The fear of a business changing name

The fear of a business changing name

The Beatles auditioned for Decca on January 1, 1962 performing 15 songs in just under an hour. The rejection line from the label is one of the more famous in contemporary popular culture: “Guitar groups are on the way out … the Beatles have no future in show business.”

The Decca executive to whom the decision is often attributed is Dick Rowe, and in one of the quirks of rock music the Rolling Stones benefited. Soon after the Beatles became popular, Rowe appeared on British TV’s Juke Box Jury alongside George Harrison, who reportedly raved to him about his new favourite, and unsigned band.

This came to mind recently in a discussion about branding. A company executive was anxious over changing the name of her business.

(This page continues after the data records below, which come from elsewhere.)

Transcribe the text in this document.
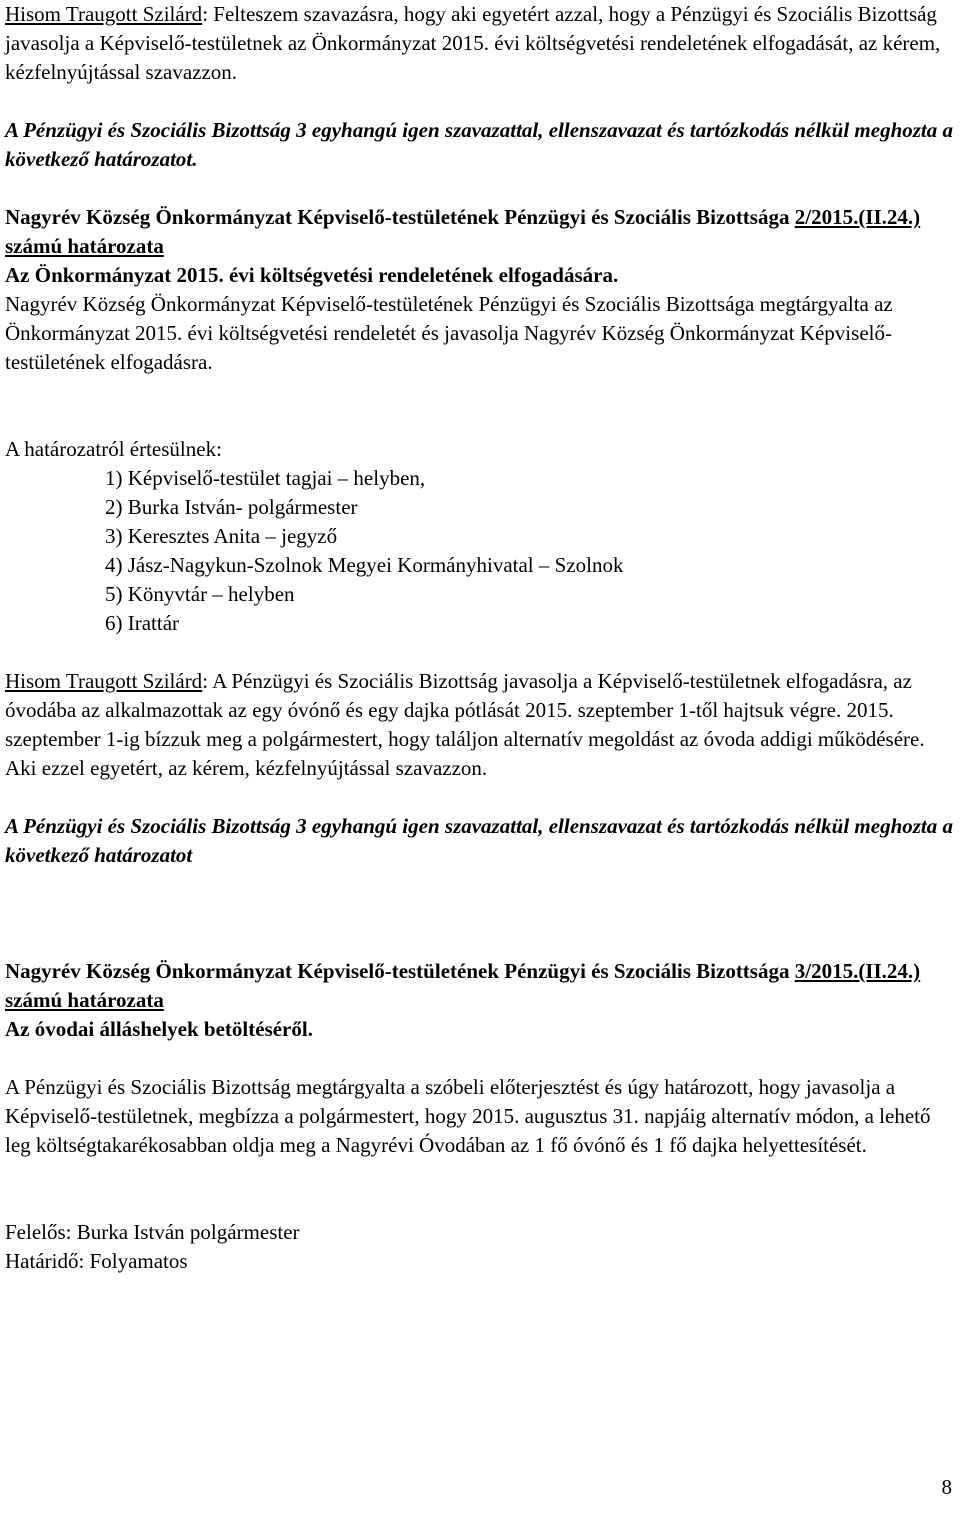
Hisom Traugott Szilárd: Felteszem szavazásra, hogy aki egyetért azzal, hogy a Pénzügyi és Szociális Bizottság javasolja a Képviselő-testületnek az Önkormányzat 2015. évi költségvetési rendeletének elfogadását, az kérem, kézfelnyújtással szavazzon.

A Pénzügyi és Szociális Bizottság 3 egyhangú igen szavazattal, ellenszavazat és tartózkodás nélkül meghozta a következő határozatot.

Nagyrév Község Önkormányzat Képviselő-testületének Pénzügyi és Szociális Bizottsága 2/2015.(II.24.) számú határozata

Az Önkormányzat 2015. évi költségvetési rendeletének elfogadására.

Nagyrév Község Önkormányzat Képviselő-testületének Pénzügyi és Szociális Bizottsága megtárgyalta az Önkormányzat 2015. évi költségvetési rendeletét és javasolja Nagyrév Község Önkormányzat Képviselő-testületének elfogadásra.

A határozatról értesülnek:

1) Képviselő-testület tagjai – helyben,

2) Burka István- polgármester

3) Keresztes Anita – jegyző

4) Jász-Nagykun-Szolnok Megyei Kormányhivatal – Szolnok

5) Könyvtár – helyben

6) Irattár

Hisom Traugott Szilárd: A Pénzügyi és Szociális Bizottság javasolja a Képviselő-testületnek elfogadásra, az óvodába az alkalmazottak az egy óvónő és egy dajka pótlását 2015. szeptember 1-től hajtsuk végre. 2015. szeptember 1-ig bízzuk meg a polgármestert, hogy találjon alternatív megoldást az óvoda addigi működésére.

Aki ezzel egyetért, az kérem, kézfelnyújtással szavazzon.

A Pénzügyi és Szociális Bizottság 3 egyhangú igen szavazattal, ellenszavazat és tartózkodás nélkül meghozta a következő határozatot

Nagyrév Község Önkormányzat Képviselő-testületének Pénzügyi és Szociális Bizottsága 3/2015.(II.24.) számú határozata

Az óvodai álláshelyek betöltéséről.

A Pénzügyi és Szociális Bizottság megtárgyalta a szóbeli előterjesztést és úgy határozott, hogy javasolja a Képviselő-testületnek, megbízza a polgármestert, hogy 2015. augusztus 31. napjáig alternatív módon, a lehető leg költségtakarékosabban oldja meg a Nagyrévi Óvodában az 1 fő óvónő és 1 fő dajka helyettesítését.

Felelős: Burka István polgármester

Határidő: Folyamatos

8
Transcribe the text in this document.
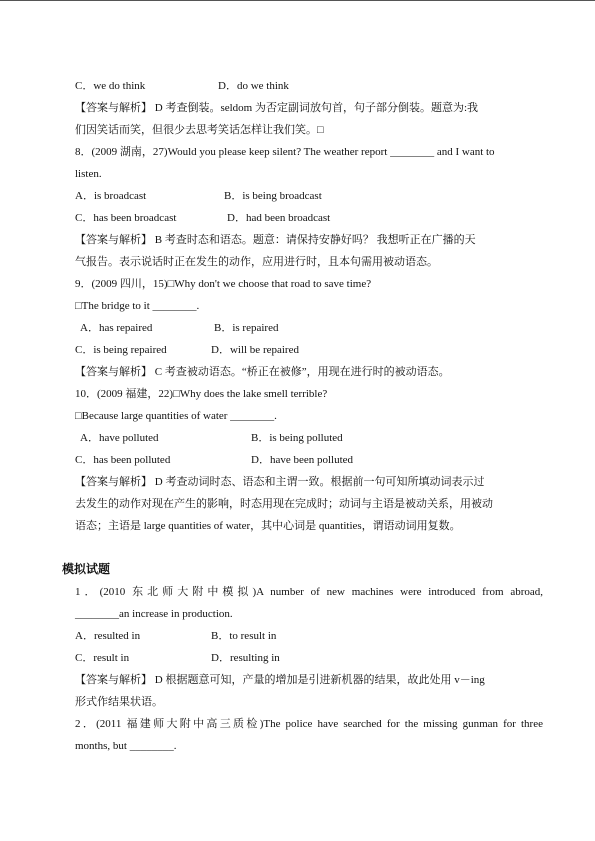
C．we do think	D．do we think
【答案与解析】 D 考查倒装。seldom 为否定副词放句首，句子部分倒装。题意为:我
们因笑话而笑，但很少去思考笑话怎样让我们笑。□
8．(2009 湖南，27)Would you please keep silent? The weather report ________ and I want to
listen.
A．is broadcast	B．is being broadcast
C．has been broadcast	D．had been broadcast
【答案与解析】 B 考查时态和语态。题意：请保持安静好吗？ 我想听正在广播的天
气报告。表示说话时正在发生的动作，应用进行时，且本句需用被动语态。
9．(2009 四川，15)□Why don't we choose that road to save time?
□The bridge to it ________.
A．has repaired	B．is repaired
C．is being repaired	D．will be repaired
【答案与解析】 C 考查被动语态。“桥正在被修”，用现在进行时的被动语态。
10．(2009 福建，22)□Why does the lake smell terrible?
□Because large quantities of water ________.
A．have polluted	B．is being polluted
C．has been polluted	D．have been polluted
【答案与解析】 D 考查动词时态、语态和主谓一致。根据前一句可知所填动词表示过
去发生的动作对现在产生的影响，时态用现在完成时；动词与主语是被动关系，用被动
语态；主语是 large quantities of water，其中心词是 quantities，谓语动词用复数。
模拟试题
1．(2010 东北师大附中模拟)A number of new machines were introduced from abroad,
________an increase in production.
A．resulted in	B．to result in
C．result in	D．resulting in
【答案与解析】 D 根据题意可知，产量的增加是引进新机器的结果，故此处用 v－ing
形式作结果状语。
2．(2011 福建师大附中高三质检)The police have searched for the missing gunman for three
months, but ________.
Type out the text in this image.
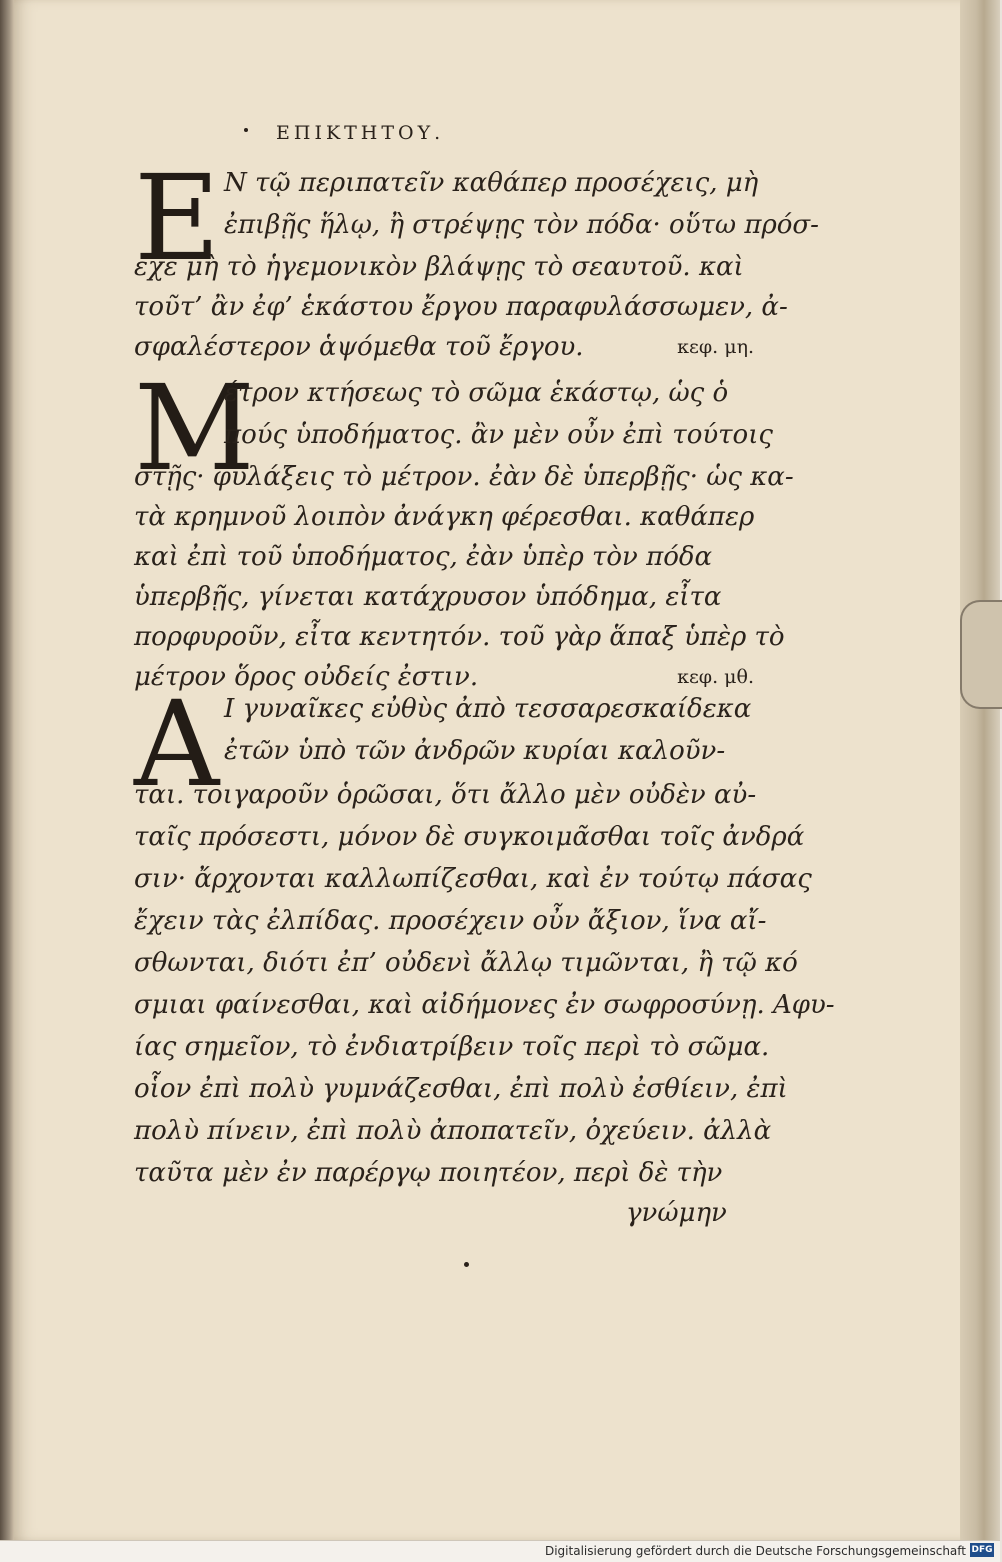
ΕΠΙΚΤΗΤΟΥ.
E N τῷ περιπατεῖν καθάπερ προσέχεις, μὴ
ἐπιβῇς ἥλῳ, ἢ στρέψῃς τὸν πόδα· οὕτω πρόσ-
εχε μὴ τὸ ἡγεμονικὸν βλάψῃς τὸ σεαυτοῦ. καὶ
τοῦτ’ ἂν ἐφ’ ἑκάστου ἔργου παραφυλάσσωμεν, ἀ-
σφαλέστερον ἁψόμεθα τοῦ ἔργου.	κεφ. μη.
M
έτρον κτήσεως τὸ σῶμα ἑκάστῳ, ὡς ὁ
πούς ὑποδήματος. ἂν μὲν οὖν ἐπὶ τούτοις
στῇς· φυλάξεις τὸ μέτρον. ἐὰν δὲ ὑπερβῇς· ὡς κα-
τὰ κρημνοῦ λοιπὸν ἀνάγκη φέρεσθαι. καθάπερ
καὶ ἐπὶ τοῦ ὑποδήματος, ἐὰν ὑπὲρ τὸν πόδα
ὑπερβῇς, γίνεται κατάχρυσον ὑπόδημα, εἶτα
πορφυροῦν, εἶτα κεντητόν. τοῦ γὰρ ἅπαξ ὑπὲρ τὸ
μέτρον ὅρος οὐδείς ἐστιν.	κεφ. μθ.
A Ι γυναῖκες εὐθὺς ἀπὸ τεσσαρεσκαίδεκα
ἐτῶν ὑπὸ τῶν ἀνδρῶν κυρίαι καλοῦν-
ται. τοιγαροῦν ὁρῶσαι, ὅτι ἄλλο μὲν οὐδὲν αὐ-
ταῖς πρόσεστι, μόνον δὲ συγκοιμᾶσθαι τοῖς ἀνδρά
σιν· ἄρχονται καλλωπίζεσθαι, καὶ ἐν τούτῳ πάσας
ἔχειν τὰς ἐλπίδας. προσέχειν οὖν ἄξιον, ἵνα αἴ-
σθωνται, διότι ἐπ’ οὐδενὶ ἄλλῳ τιμῶνται, ἢ τῷ κό
σμιαι φαίνεσθαι, καὶ αἰδήμονες ἐν σωφροσύνῃ. Αφυ-
ίας σημεῖον, τὸ ἐνδιατρίβειν τοῖς περὶ τὸ σῶμα.
οἷον ἐπὶ πολὺ γυμνάζεσθαι, ἐπὶ πολὺ ἐσθίειν, ἐπὶ
πολὺ πίνειν, ἐπὶ πολὺ ἀποπατεῖν, ὀχεύειν. ἀλλὰ
ταῦτα μὲν ἐν παρέργῳ ποιητέον, περὶ δὲ τὴν
γνώμην
Digitalisierung gefördert durch die Deutsche Forschungsgemeinschaft DFG
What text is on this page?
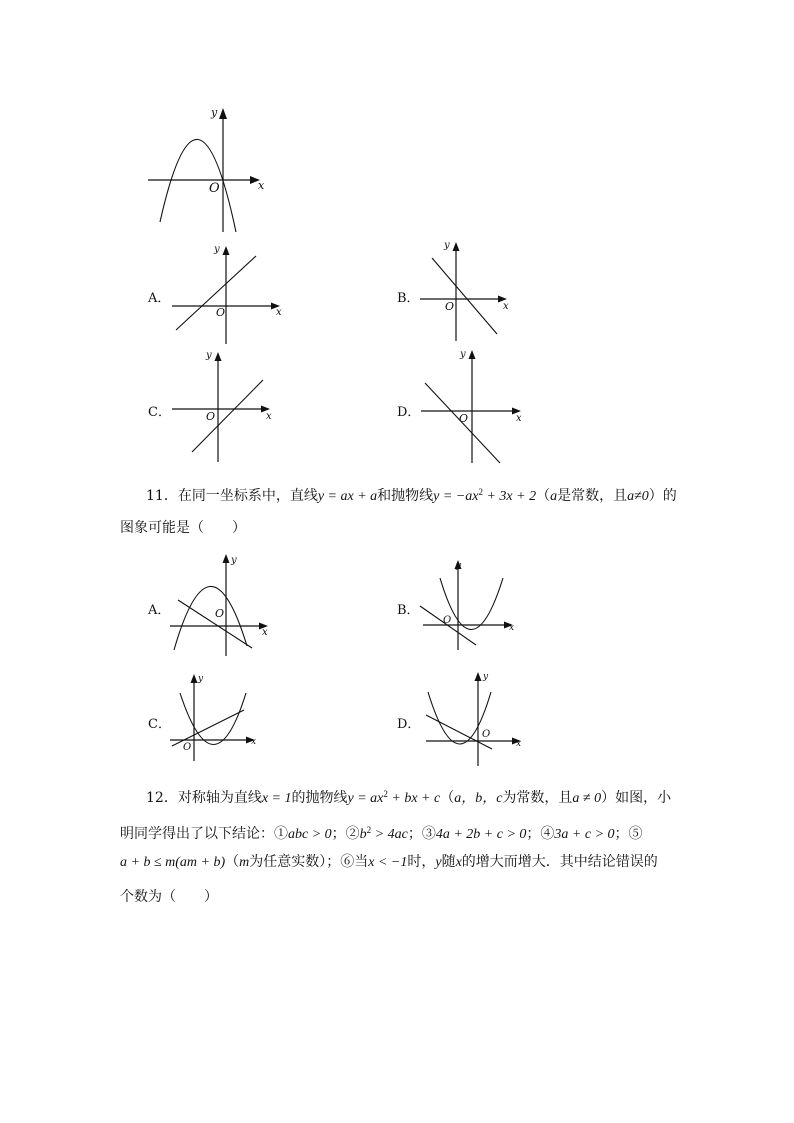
x
y
O
A．
x
y
O
B．
x
y
O
C．	x
y
O	D．	x
y
O
11．在同一坐标系中，直线y = ax + a和抛物线$y = -ax^2 + 3x + 2(a$是常数，且a≠0）的
图象可能是（　　）
A．
x
y
O	B．
x
y
O
C．
x
y
O
D．
x
y
O
12．对称轴为直线x = 1的抛物线$y = ax^2$ + bx + c（a，b，c为常数，且a ≠ 0）如图，小
明同学得出了以下结论：①abc > 0；$②b^2 > 4ac$；③4a + 2b + c > 0；④3a + c > 0；⑤
a + b ≤ m(am + b)（m为任意实数）；⑥当x < −1时，y随x的增大而增大．其中结论错误的
个数为（　　）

Her worries included the associated logo and kicker line, and the ensuing explanation for adopting a new moniker.

Telling “the story” of a company and coming up with the tag lines is fun if you like working with words, but it is no exact science. Marketers call on metrics. Many decisions though must still come down to a gut feel, just like that for Decca in 1962.

Changing a name, as with any significant decision, is more easily achieved if internal communications channels operate effectively. Employees make great advocates. In any case, the bigger story for any business should relate to its achievements, not a new name.

On that New Year’s Day in 1962, Decca also auditioned Brian Poole and the Tremeloes and chose them over the Beatles. To lessen the opprobrium often aimed at Dick Rowe, music folklore suggests Decca’s decision was based purely on location. The Tremeloes were from London, and therefore more accessible than the Liverpool-based Beatles.

So what’s in a name? The “Beatles” paid homage to Buddy Holly’s “Crickets”. Deliberate spelling errors were all the go. “Tremoloes” was soon changed because of a mistake in an East London newspaper. As a further twist (and shout) the Tremeloes first made the charts in the UK in July 1963 with a version of Twist and Shout, which the Beatles had already released in March 1963.

The name the “Beatles” didn’t create an incredible musical legacy; it was the talent, determination and preparedness of the band to back themselves. For a business, changing a name should not be a long and winding road. Make the decision, elicit support, tell the story, and let it be.

Darrell Croker is senior coach at Write For Impact.